Recurring virus infection on a domain workstation

anti-virusmalwarewindows 7

One of our users is having a recurring problem with a virus. It has happened to this user on two different machines, in each instance infecting the same program with the same virus.

Malware bytes detects the malware, and yesterday I cleaned the system. Note that MSE doesn't find anything. Malware bytes real-time scanner is running too, but I checked again today and the system is re-infected.

It's a Win 7 Pro SP1 system, it has the latest updates, it's running Windows firewall (as well as being behind a corporate firewall), MSE and MBAM on the system, and still it gets re-infected!

I've scanned the user's network drives in case they're picking it up from there, but so far nothing's been found.

How can I get to the bottom of this recurring virus problem and stop the system from getting infected once and for all?

Best Answer

Trojan.Agent.Gen is a Generic signature.

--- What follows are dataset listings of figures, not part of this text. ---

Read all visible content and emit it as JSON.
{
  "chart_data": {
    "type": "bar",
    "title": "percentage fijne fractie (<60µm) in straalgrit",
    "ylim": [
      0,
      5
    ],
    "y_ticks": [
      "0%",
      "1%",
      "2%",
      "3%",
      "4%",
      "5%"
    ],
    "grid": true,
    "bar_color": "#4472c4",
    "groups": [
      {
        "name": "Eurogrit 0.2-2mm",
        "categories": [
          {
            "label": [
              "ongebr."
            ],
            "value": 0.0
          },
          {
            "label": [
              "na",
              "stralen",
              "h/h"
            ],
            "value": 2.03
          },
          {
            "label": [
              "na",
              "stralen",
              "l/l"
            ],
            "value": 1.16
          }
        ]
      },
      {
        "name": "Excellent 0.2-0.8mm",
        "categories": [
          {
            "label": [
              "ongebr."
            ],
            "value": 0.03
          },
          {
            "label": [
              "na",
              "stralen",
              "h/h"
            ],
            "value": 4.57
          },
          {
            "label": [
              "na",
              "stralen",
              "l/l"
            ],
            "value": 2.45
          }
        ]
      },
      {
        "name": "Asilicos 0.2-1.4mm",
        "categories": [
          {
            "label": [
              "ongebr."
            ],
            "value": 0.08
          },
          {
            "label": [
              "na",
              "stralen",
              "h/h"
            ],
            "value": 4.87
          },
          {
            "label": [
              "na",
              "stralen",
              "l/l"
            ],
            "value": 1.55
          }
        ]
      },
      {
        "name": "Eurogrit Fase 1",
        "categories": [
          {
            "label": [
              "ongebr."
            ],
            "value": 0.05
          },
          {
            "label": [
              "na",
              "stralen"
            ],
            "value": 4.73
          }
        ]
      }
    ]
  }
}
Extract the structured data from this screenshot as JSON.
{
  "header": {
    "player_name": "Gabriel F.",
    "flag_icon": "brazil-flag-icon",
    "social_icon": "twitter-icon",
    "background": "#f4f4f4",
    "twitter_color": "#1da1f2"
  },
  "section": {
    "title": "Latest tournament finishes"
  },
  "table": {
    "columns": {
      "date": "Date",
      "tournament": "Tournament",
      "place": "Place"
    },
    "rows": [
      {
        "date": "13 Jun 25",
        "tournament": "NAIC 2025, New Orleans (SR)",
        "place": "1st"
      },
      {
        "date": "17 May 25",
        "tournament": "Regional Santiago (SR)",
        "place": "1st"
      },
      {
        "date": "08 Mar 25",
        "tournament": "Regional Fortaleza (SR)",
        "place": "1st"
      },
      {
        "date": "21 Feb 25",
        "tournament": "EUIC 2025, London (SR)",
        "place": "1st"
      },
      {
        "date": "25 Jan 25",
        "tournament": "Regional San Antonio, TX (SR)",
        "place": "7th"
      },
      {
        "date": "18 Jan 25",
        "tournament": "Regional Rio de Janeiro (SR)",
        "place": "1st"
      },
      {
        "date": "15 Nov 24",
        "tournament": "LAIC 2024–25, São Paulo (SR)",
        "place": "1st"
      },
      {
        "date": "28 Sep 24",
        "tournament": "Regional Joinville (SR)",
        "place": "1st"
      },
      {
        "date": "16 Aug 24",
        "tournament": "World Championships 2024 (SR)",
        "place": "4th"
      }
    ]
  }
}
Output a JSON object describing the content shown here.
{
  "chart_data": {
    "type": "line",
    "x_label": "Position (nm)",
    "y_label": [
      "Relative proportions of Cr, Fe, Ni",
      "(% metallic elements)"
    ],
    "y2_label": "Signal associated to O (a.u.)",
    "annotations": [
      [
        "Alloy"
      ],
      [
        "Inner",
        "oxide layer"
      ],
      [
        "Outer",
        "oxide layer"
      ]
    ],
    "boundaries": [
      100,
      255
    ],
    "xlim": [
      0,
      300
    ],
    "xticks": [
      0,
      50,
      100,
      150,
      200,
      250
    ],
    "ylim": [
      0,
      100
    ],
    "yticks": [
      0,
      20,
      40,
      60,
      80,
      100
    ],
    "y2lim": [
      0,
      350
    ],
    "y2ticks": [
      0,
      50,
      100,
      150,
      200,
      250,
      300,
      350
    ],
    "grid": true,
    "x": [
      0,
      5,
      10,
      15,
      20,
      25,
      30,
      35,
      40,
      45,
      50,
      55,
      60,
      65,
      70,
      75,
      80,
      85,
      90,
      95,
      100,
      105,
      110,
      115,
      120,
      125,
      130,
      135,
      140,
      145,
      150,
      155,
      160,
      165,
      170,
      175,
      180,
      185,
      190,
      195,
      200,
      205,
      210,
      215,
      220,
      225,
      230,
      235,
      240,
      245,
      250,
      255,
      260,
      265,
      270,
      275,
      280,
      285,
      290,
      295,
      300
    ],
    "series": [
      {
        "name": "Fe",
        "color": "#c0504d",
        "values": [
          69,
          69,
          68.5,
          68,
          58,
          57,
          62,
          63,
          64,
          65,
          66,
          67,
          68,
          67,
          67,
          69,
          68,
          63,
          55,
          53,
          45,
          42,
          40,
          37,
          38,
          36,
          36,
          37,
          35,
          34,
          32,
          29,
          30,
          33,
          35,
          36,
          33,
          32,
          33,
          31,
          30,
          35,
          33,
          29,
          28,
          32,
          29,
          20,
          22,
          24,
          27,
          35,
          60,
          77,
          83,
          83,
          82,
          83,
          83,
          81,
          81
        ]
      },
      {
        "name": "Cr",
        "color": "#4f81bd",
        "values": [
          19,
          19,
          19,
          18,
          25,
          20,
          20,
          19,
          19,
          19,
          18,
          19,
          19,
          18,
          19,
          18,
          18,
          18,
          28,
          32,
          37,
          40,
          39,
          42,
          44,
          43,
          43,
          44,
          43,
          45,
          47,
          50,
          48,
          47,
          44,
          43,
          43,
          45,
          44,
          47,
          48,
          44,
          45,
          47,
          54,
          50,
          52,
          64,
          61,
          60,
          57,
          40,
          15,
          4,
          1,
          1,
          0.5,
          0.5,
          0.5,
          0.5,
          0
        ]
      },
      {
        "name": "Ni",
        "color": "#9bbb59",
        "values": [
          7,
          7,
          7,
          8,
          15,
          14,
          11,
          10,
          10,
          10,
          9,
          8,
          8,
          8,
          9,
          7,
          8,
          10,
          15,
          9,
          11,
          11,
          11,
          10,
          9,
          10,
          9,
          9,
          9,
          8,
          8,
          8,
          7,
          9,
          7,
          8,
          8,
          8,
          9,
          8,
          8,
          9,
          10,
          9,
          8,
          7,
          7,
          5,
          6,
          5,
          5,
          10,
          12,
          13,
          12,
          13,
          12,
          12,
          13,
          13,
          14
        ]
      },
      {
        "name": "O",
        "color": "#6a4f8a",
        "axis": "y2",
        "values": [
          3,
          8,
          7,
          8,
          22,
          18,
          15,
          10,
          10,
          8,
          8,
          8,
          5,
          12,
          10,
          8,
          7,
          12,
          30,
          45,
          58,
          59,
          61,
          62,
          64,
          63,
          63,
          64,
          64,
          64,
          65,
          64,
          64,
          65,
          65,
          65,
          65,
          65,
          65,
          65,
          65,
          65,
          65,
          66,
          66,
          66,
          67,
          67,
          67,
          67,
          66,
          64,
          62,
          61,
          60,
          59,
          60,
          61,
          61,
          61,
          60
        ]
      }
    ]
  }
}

It means that Malwarebytes' heuristics found something, but the application is not sure what it is, so it removes the application only, so any backup or masked copies can still be left on the system. There's even a small chance that this is not a virus at all. If it is a virus, we need to establish a signature first.
Please, kindly do the following:

  1. Scan your PC with a real antivirus engine and post the results. I suggest you use a free utility from kaspersky, they contain their latest virus definitions and a full scale antivirus engine: http://www.kaspersky.com/virusscanner
  2. Take the file that MalwareBytes found and send it to virustotal: https://www.virustotal.com/ Post a link to the results, so I can find a description and give you further advice.
  3. If, for some reason, step 1 doesn't give you any results and you can't find the specific file in step 2, we'll have to do the analysis manually. You'll need to collect an AVZ System Analysis Log. Download the AVZ4 utility http://z-oleg.com/avz4.zip, run standart scripts 1 and 2 and post the results.

P.S. Microsoft Essentials and Malwarebytes are not a substitute for good endpoint security products. They can't handle a lot of viruses because they lack sophisticated security components needed to catch them. If you don't want to run into such problems again, consider bying an industry standard endpoint software by either McAffee, Kaspersky or ESET. Especially if you work in an Enterprise environment.